Für Kochkunst blieb im Leben der Magda aus den „Drei Damen vom Grill“ auch wenig Zeit. Die Schauspielerin weiß, dass ihr die Rolle aus der Kultserie anhängt, ebenso wie das „Jedermann“ Schauspiel, für das Grothum 28 Jahre lang Regie führte. Auf ihr Konto gehen aber hunderte von Film-, Fernseh- und Theaterauftritten. An ihre Lieblingsrolle erinnert sich Grothum noch genau: „Mein Highlight war die Julia aus ‚Romeo und Julia‘ im Jahr 1962“. Das könnte sich aber noch ändern: „Es gibt noch Träume!“, sagt die Wahl-Berlinerin. Die Atossa aus „Die Perser“ würde sie gern spielen, außerdem „Die Irre von Chaillot“. Wie man letztere buchstabiert, hat die junggebliebene Dame übrigens kurzerhand in ihrem Smartphone nachgeschaut.
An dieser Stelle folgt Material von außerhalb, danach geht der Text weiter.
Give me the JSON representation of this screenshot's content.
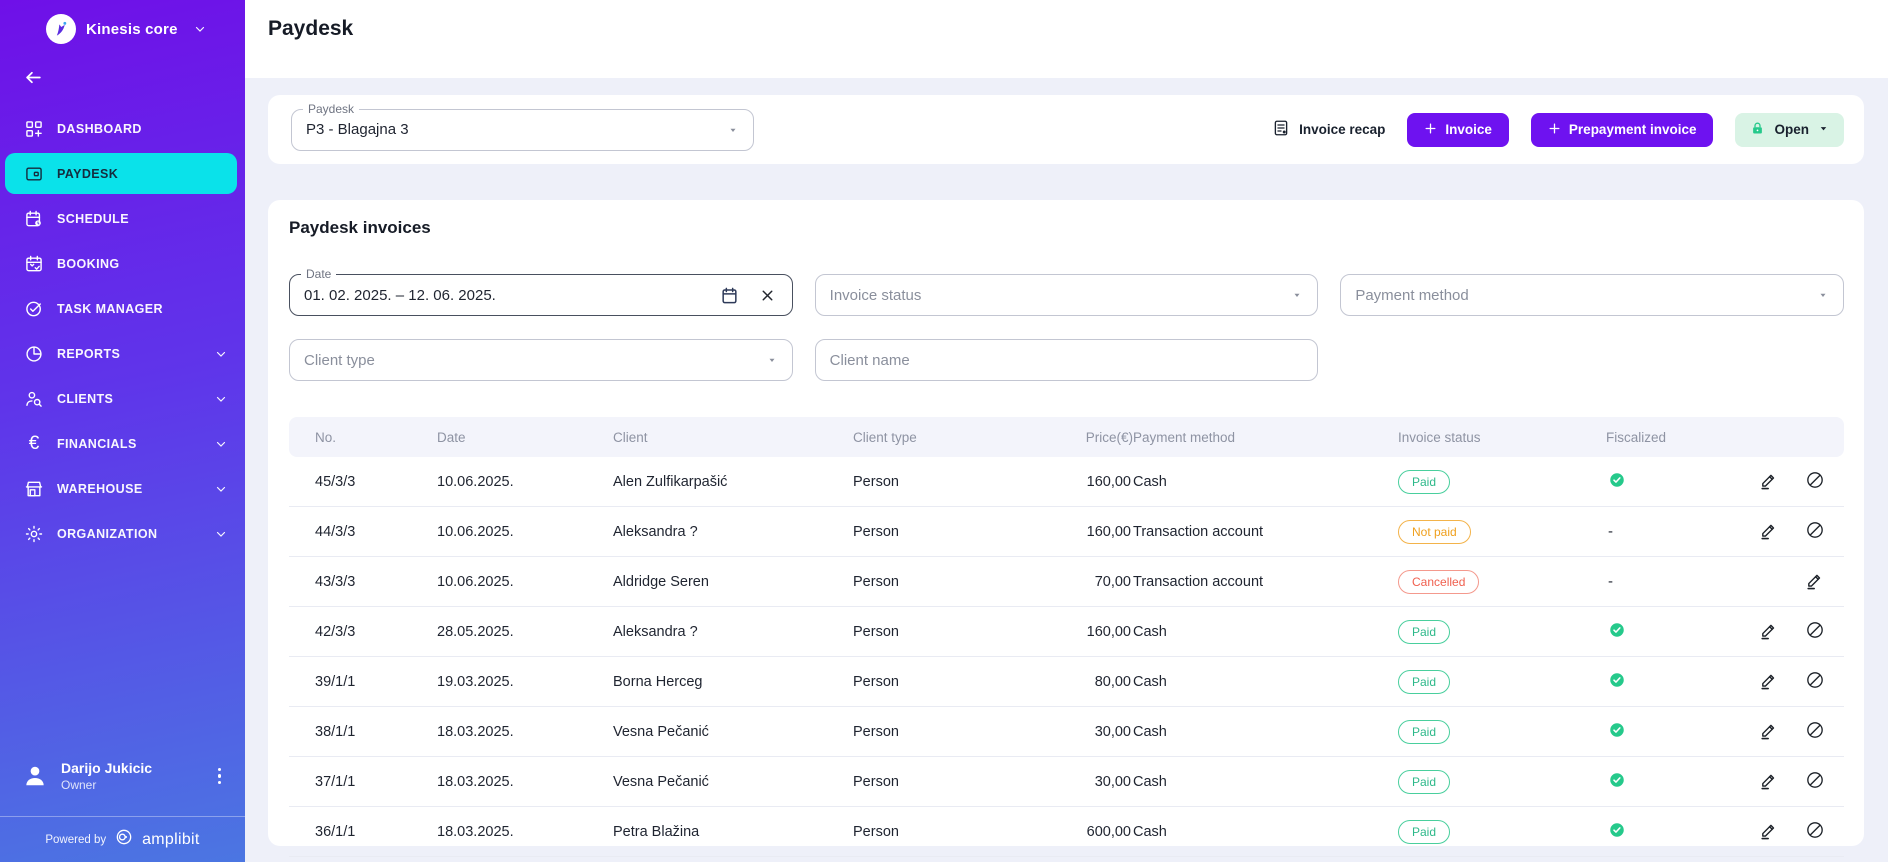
{
  "brand": {
    "name": "Kinesis core"
  },
  "sidebar": {
    "items": [
      {
        "label": "DASHBOARD",
        "icon": "dashboard",
        "active": false,
        "chevron": false
      },
      {
        "label": "PAYDESK",
        "icon": "paydesk",
        "active": true,
        "chevron": false
      },
      {
        "label": "SCHEDULE",
        "icon": "schedule",
        "active": false,
        "chevron": false
      },
      {
        "label": "BOOKING",
        "icon": "booking",
        "active": false,
        "chevron": false
      },
      {
        "label": "TASK MANAGER",
        "icon": "task-manager",
        "active": false,
        "chevron": false
      },
      {
        "label": "REPORTS",
        "icon": "reports",
        "active": false,
        "chevron": true
      },
      {
        "label": "CLIENTS",
        "icon": "clients",
        "active": false,
        "chevron": true
      },
      {
        "label": "FINANCIALS",
        "icon": "financials",
        "active": false,
        "chevron": true
      },
      {
        "label": "WAREHOUSE",
        "icon": "warehouse",
        "active": false,
        "chevron": true
      },
      {
        "label": "ORGANIZATION",
        "icon": "organization",
        "active": false,
        "chevron": true
      }
    ],
    "user": {
      "name": "Darijo Jukicic",
      "role": "Owner"
    },
    "powered_by": {
      "prefix": "Powered by",
      "brand": "amplibit"
    }
  },
  "header": {
    "title": "Paydesk"
  },
  "toolbar": {
    "paydesk_select": {
      "label": "Paydesk",
      "value": "P3 - Blagajna 3"
    },
    "invoice_recap_label": "Invoice recap",
    "invoice_button": "Invoice",
    "prepayment_button": "Prepayment invoice",
    "open_button": "Open"
  },
  "invoices_section": {
    "title": "Paydesk invoices",
    "filters": {
      "date": {
        "label": "Date",
        "value": "01. 02. 2025.  – 12. 06. 2025."
      },
      "invoice_status": {
        "placeholder": "Invoice status"
      },
      "payment_method": {
        "placeholder": "Payment method"
      },
      "client_type": {
        "placeholder": "Client type"
      },
      "client_name": {
        "placeholder": "Client name"
      }
    },
    "table": {
      "columns": [
        "No.",
        "Date",
        "Client",
        "Client type",
        "Price(€)",
        "Payment method",
        "Invoice status",
        "Fiscalized"
      ],
      "fiscalized_empty": "-",
      "rows": [
        {
          "no": "45/3/3",
          "date": "10.06.2025.",
          "client": "Alen Zulfikarpašić",
          "client_type": "Person",
          "price": "160,00",
          "payment_method": "Cash",
          "status": "Paid",
          "status_type": "paid",
          "fiscalized": "yes",
          "can_cancel": true
        },
        {
          "no": "44/3/3",
          "date": "10.06.2025.",
          "client": "Aleksandra ?",
          "client_type": "Person",
          "price": "160,00",
          "payment_method": "Transaction account",
          "status": "Not paid",
          "status_type": "not-paid",
          "fiscalized": "no",
          "can_cancel": true
        },
        {
          "no": "43/3/3",
          "date": "10.06.2025.",
          "client": "Aldridge Seren",
          "client_type": "Person",
          "price": "70,00",
          "payment_method": "Transaction account",
          "status": "Cancelled",
          "status_type": "cancelled",
          "fiscalized": "no",
          "can_cancel": false
        },
        {
          "no": "42/3/3",
          "date": "28.05.2025.",
          "client": "Aleksandra ?",
          "client_type": "Person",
          "price": "160,00",
          "payment_method": "Cash",
          "status": "Paid",
          "status_type": "paid",
          "fiscalized": "yes",
          "can_cancel": true
        },
        {
          "no": "39/1/1",
          "date": "19.03.2025.",
          "client": "Borna Herceg",
          "client_type": "Person",
          "price": "80,00",
          "payment_method": "Cash",
          "status": "Paid",
          "status_type": "paid",
          "fiscalized": "yes",
          "can_cancel": true
        },
        {
          "no": "38/1/1",
          "date": "18.03.2025.",
          "client": "Vesna Pečanić",
          "client_type": "Person",
          "price": "30,00",
          "payment_method": "Cash",
          "status": "Paid",
          "status_type": "paid",
          "fiscalized": "yes",
          "can_cancel": true
        },
        {
          "no": "37/1/1",
          "date": "18.03.2025.",
          "client": "Vesna Pečanić",
          "client_type": "Person",
          "price": "30,00",
          "payment_method": "Cash",
          "status": "Paid",
          "status_type": "paid",
          "fiscalized": "yes",
          "can_cancel": true
        },
        {
          "no": "36/1/1",
          "date": "18.03.2025.",
          "client": "Petra Blažina",
          "client_type": "Person",
          "price": "600,00",
          "payment_method": "Cash",
          "status": "Paid",
          "status_type": "paid",
          "fiscalized": "yes",
          "can_cancel": true
        }
      ]
    }
  },
  "colors": {
    "sidebar_top": "#6f10e8",
    "sidebar_bottom": "#4b76e2",
    "active_item": "#0ae2ea",
    "primary_button": "#6e12f0",
    "open_button_bg": "#d9f3e5",
    "paid": "#2db98a",
    "not_paid": "#efa01e",
    "cancelled": "#f0604f",
    "fiscalized_check": "#25c98b"
  }
}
„Ich bin kein Snob, aber das habe ich noch nie gemacht“
Um uns die Rehwiese zu zeigen, auf der sie bei schönem Wetter gern ihre Texte probt, steigen wir zu Brigitte Grothum ins Auto. Sie genieße es, damit in nur zehn Minuten über die Avus in die Innenstadt zu kommen, sagt sie. Wo sich dort die Schauspieler treffen, wisse sie noch immer: Im Diener Tattersaal in der Grolmannstraße. Früher sei man außerdem oft in die Schildkröte in Charlottenburg gegangen. „Heute ist das ein Esslokal, aber der Wirt ist noch sehr schauspieleraffin.“ Doch eins nervt die Schauspielerin an Berlin: „Dass ununterbrochen alles zusammengesperrt ist. Ich bin kein Snob, aber zwei Dinge habe ich noch nie gemacht: S-Bahn und Straßenbahn fahren.“
Fit hält sich die Rothaarige stattdessen beim Fahrradfahren und beim wöchentlichen Tennisspielen gegen ihren Mann. Die Stadt fehle den beiden am Nikolassee überhaupt nicht. „Wir sind als junge Menschen so viel um die Häuser gezogen, jetzt genießen wir unser Alter“. Und das hat Brigitte Grothum schon immer besonders locker genommen. Früher habe sie geraucht, das eine oder andere Gläschen getrunken und es mit dem Abschminken auch nie so genau genommen. Wenn eine trotzdem so fit und schön geblieben ist, dann muss der Jungbrunnen wohl am Nikolassee liegen.
Am 5. März ist Brigitte Grothum mit dem Wallace-Klassiker „Das Gasthaus an der Themse“ im Wirtshaus Moorlake zu sehen. „In alter Frische“ gastiert vom 21. August bis zum 6. November 2016 an der Komödie Berlin.